Cyclonic Intensification in the Indian Ocean
The North Indian Ocean, encompassing the Arabian Sea and the Bay of Bengal, is experiencing a fundamental change in tropical cyclone behavior due to rising Sea Surface Temperatures (SSTs).
Thermodynamics of Rapid Intensification
An increase in SSTs above the baseline convective threshold of 28°C provides abundant latent heat energy to developing low-pressure systems. This thermal energy fuels rapid intensification, where a cyclone’s maximum sustained winds increase by 35 knots or more within a single 24-hour window. This dynamic was demonstrated by super-cyclones like Amphan and Fani, which transformed rapidly before making landfall.
Altered Track Dynamics in the Arabian Sea
Historically, the Bay of Bengal experienced a significantly higher frequency of tropical storms than the Arabian Sea.
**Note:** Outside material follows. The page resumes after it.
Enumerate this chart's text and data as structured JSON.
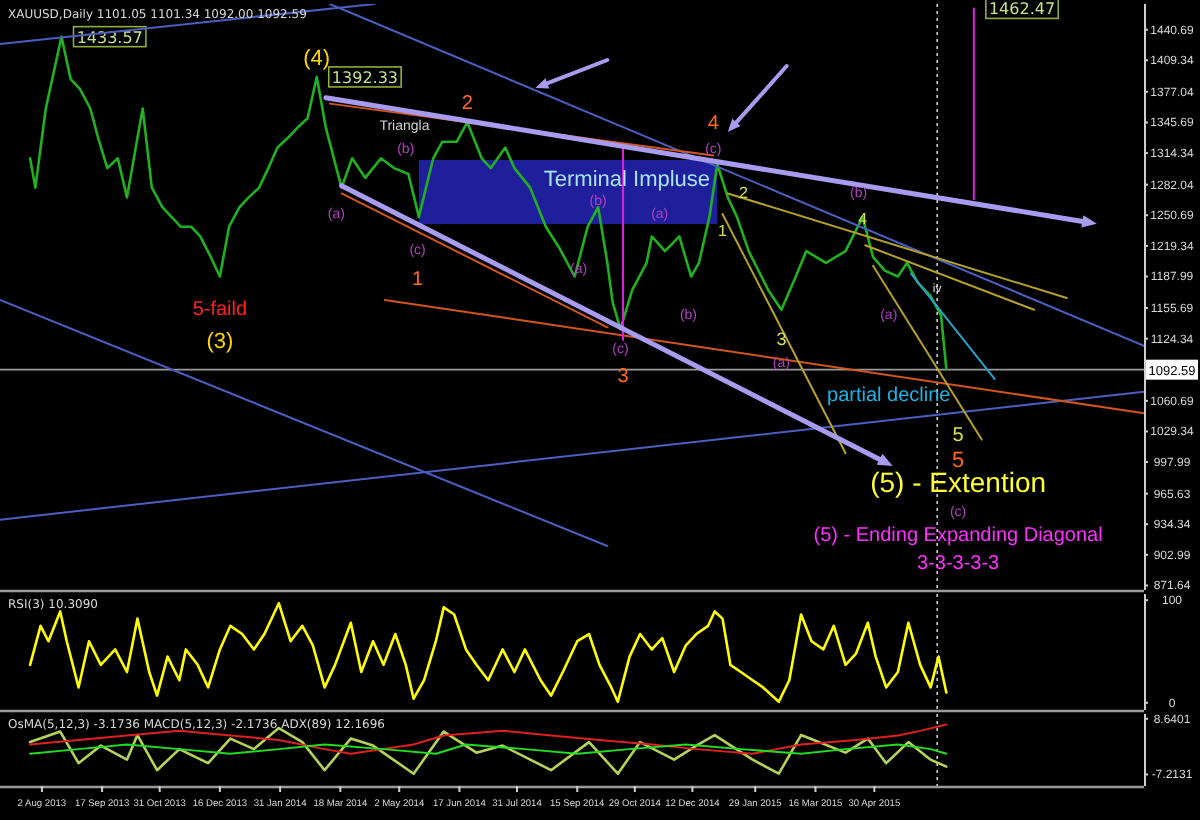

However, rising ocean temperatures in the western Indian Ocean have closed this gap, leading to a higher frequency of severe cyclonic storms along India’s western coast.
Global Conservation Frameworks and Targets
International policy focuses on creating unified spatial protection zones to arrest biodiversity loss and restore ecosystem resilience.
The Kunming-Montreal 30×30 Target
Adopted under Target 3 of the Kunming-Montreal Global Biodiversity Framework, this goal binds signatory nations to ensure that at least 30% of global terrestrial, inland water, and coastal and marine areas are effectively conserved and managed by 2030. Protection strategies emphasize establishing well-connected Marine Protected Areas (MPAs) and recognizing Other Effective Area-based Conservation Measures (OECMs).
The BBNJ Treaty (High Seas Treaty)
Concluded under the United Nations Convention on the Law of the Sea (UNCLOS), the international legally binding instrument on the conservation and sustainable use of marine Biological Diversity of Areas Beyond National Jurisdiction (BBNJ) provides the legal mechanism to establish MPAs in international waters, which cover nearly two-thirds of the global ocean.
| Conservation Instrument | Spatial Jurisdiction | Core Legal Objective |
| Marine Protected Areas (MPAs) | National Territorial Waters & EEZ | Restricts commercial extraction; regulates local fishing and tourism. |
| OECMs | Coastal Communities / Indigenous Zones | Achieves positive biodiversity outcomes outside formal reserves. |
| BBNJ Framework | High Seas (Beyond 200 nautical miles) | Standardizes Environmental Impact Assessments (EIAs) in international waters. |
IASPOINT Booster Facts for UPSC
- First Marine National Park in India: The Marine National Park in the Gulf of Kutch, Gujarat, established in 1982, stands as India’s first designated marine protected sanctuary.
- Coral Bleaching Alert Monitoring: The Indian National Centre for Ocean Information Services (INCOIS), Hyderabad, operates a specialized “Coral Bleaching Alert System” (CBAS) using satellite-derived SST anomalies to issue bi-weekly alerts.
- The Kelp Forest Carbon Dimension: Beyond mangroves and seagrass beds, underwater kelp forests function as a major global marine carbon sink, covering about 25% of the world’s coastlines.
- The London Convention (1972): This global anti-pollution treaty directly bans the deliberate dumping of industrial wastes and radioactive materials from vessels into open ocean waters.
- Microplastic Trophic Transfer: Marine organisms ingest microplastics (particles smaller than 5mm), allowing toxic synthetic compounds to accumulate up the food chain via biomagnification, ultimately impacting human food security.